La Cour relève que l’article en question s’inscrivait dans le cadre d’un débat présentant un intérêt pour la population locale, que les requérants avaient le droit de faire connaître au public à travers la presse. Il apparaît, à la lumière de cet article considéré dans son ensemble avec la caricature l’illustrant, que les affirmations concernant la juge R.M. renfermaient des imputations factuelles précises, selon lesquelles elle s’était rendue complice de conclusion de contrats illégaux et qu’elle avait perçu des pots-de-vin. Les propos donnaient aux lecteurs l’impression que Mme R.M. avait eu une conduite malhonnête et intéressée, et étaient de nature à emporter la conviction que l’« escroquerie » dont elle était accusée avec l’ancien adjoint au maire et les pots‑de‑vin qu’ils auraient encaissés constituaient des faits établis et ne prêtant pas à controverse.

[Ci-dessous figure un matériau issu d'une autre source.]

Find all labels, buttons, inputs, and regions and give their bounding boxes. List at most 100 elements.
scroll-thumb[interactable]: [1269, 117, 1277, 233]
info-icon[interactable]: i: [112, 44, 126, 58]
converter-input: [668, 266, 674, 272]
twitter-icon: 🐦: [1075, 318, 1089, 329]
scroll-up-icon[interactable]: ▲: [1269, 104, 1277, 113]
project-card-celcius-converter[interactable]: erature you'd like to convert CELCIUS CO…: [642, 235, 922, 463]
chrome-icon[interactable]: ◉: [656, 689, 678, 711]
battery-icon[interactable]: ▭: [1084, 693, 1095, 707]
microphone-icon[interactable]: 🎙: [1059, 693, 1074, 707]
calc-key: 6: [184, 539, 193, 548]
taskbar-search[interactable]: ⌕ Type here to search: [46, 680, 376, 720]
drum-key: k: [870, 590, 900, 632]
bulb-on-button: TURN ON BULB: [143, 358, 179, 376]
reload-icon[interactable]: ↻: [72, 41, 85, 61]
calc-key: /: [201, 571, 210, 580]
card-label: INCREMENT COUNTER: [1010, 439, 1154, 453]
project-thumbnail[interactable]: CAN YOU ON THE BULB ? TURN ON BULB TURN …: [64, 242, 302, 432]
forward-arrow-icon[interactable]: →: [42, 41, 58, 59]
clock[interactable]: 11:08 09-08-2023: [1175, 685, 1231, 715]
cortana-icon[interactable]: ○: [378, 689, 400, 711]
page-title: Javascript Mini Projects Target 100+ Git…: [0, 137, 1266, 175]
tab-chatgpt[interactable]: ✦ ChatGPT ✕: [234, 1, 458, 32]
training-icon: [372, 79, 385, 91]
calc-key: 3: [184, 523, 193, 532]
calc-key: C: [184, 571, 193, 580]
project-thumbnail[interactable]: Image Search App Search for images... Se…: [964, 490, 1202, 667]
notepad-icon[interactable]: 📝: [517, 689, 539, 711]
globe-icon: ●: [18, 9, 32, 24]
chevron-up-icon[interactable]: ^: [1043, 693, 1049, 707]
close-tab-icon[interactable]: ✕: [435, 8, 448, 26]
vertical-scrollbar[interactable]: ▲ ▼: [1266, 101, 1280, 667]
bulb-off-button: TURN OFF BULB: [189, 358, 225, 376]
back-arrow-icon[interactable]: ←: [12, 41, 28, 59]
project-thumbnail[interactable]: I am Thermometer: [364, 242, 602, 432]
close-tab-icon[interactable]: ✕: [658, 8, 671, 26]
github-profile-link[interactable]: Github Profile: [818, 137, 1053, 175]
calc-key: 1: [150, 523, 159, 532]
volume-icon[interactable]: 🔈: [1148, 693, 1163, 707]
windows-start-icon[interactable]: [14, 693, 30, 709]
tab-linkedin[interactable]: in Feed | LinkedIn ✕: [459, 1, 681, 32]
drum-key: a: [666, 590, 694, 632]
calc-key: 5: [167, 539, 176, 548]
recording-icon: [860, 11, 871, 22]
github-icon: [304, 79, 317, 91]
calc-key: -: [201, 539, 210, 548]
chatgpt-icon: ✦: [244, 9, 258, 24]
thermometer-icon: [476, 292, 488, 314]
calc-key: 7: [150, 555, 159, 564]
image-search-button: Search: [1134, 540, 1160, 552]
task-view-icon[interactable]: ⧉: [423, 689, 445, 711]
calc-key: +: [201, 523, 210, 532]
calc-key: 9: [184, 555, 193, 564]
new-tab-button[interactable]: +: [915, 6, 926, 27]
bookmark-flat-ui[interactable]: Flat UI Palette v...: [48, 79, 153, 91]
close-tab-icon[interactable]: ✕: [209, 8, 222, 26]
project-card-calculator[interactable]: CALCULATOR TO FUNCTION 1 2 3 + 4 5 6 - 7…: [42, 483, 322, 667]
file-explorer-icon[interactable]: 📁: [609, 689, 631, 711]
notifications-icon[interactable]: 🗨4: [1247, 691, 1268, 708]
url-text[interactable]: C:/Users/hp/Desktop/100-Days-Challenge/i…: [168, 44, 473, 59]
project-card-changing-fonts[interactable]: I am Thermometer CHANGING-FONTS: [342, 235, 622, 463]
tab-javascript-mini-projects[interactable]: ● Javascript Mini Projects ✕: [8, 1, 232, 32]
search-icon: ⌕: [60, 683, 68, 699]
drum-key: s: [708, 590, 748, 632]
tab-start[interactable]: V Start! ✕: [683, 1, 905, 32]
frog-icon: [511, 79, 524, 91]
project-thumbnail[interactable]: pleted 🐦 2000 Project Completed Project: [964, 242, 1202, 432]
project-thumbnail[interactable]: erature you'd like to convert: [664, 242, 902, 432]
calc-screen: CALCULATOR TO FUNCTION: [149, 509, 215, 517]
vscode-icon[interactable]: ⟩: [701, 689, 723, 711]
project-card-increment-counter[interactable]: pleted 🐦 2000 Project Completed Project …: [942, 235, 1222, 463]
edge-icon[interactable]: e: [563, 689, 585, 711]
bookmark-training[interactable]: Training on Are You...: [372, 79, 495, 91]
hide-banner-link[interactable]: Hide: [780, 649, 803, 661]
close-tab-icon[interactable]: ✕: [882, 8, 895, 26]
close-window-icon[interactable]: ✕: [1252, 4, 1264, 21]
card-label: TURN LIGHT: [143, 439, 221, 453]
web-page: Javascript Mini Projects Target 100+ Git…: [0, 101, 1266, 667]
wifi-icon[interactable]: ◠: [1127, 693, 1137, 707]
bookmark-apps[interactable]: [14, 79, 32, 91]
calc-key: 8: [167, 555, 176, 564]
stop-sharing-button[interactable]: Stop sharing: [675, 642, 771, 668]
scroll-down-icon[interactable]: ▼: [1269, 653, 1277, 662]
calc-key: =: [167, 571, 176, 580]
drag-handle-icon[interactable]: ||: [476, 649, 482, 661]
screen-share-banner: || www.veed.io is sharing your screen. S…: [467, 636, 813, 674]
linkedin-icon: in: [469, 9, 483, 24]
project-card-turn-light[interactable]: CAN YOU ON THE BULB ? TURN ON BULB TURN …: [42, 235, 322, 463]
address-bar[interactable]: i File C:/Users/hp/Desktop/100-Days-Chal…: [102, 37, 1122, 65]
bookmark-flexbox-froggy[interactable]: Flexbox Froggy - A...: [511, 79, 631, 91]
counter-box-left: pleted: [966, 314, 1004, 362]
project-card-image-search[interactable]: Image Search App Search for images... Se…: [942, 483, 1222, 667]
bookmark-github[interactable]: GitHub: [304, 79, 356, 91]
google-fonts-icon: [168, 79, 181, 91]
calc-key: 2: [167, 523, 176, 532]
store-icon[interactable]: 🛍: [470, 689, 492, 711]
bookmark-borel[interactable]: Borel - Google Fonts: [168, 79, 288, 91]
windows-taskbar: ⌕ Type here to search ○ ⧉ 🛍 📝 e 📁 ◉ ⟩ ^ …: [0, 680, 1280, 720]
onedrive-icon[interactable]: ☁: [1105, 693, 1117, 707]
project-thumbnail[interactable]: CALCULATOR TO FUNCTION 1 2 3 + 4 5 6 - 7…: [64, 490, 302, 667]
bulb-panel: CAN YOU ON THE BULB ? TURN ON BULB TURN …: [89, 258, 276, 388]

A cet égard, la Cour rappelle que si la presse a le devoir d’informer le public sur les malversations d’élus locaux et de fonctionnaires, le fait de mettre directement en cause des personnes déterminées, en indiquant leurs noms et leurs fonctions, implique l’obligation de fournir une base factuelle suffisante. Elle rappelle en outre que, dans l’exercice de la liberté d’expression, les journalistes doivent agir de bonne foi, de manière à fournir des informations exactes et dignes de crédit dans le respect de la déontologie journalistique. Or, tel ne fut pas le cas en l’espèce.

Les juridictions roumaines estimèrent que les imputations portées contre l’intéressée présentaient une réalité déformée et ne s’appuyaient pas sur des faits réels. Il ressort de la procédure que les requérants disposèrent du temps et des facilités nécessaires à la préparation de leur défense. Par ailleurs, l’attitude qu’ils eurent durant la procédure pénale est aussi un facteur qui revêt en l’espèce un poids certain. En effet, les intéressés firent preuve d’un manque manifeste d’intérêt pour leur procès : ils ne se présentèrent pas aux audiences, ne motivèrent pas leur recours et ne produisirent pas d’éléments de preuve susceptibles d’étayer leurs allégations ou de leur fournir une base factuelle suffisante.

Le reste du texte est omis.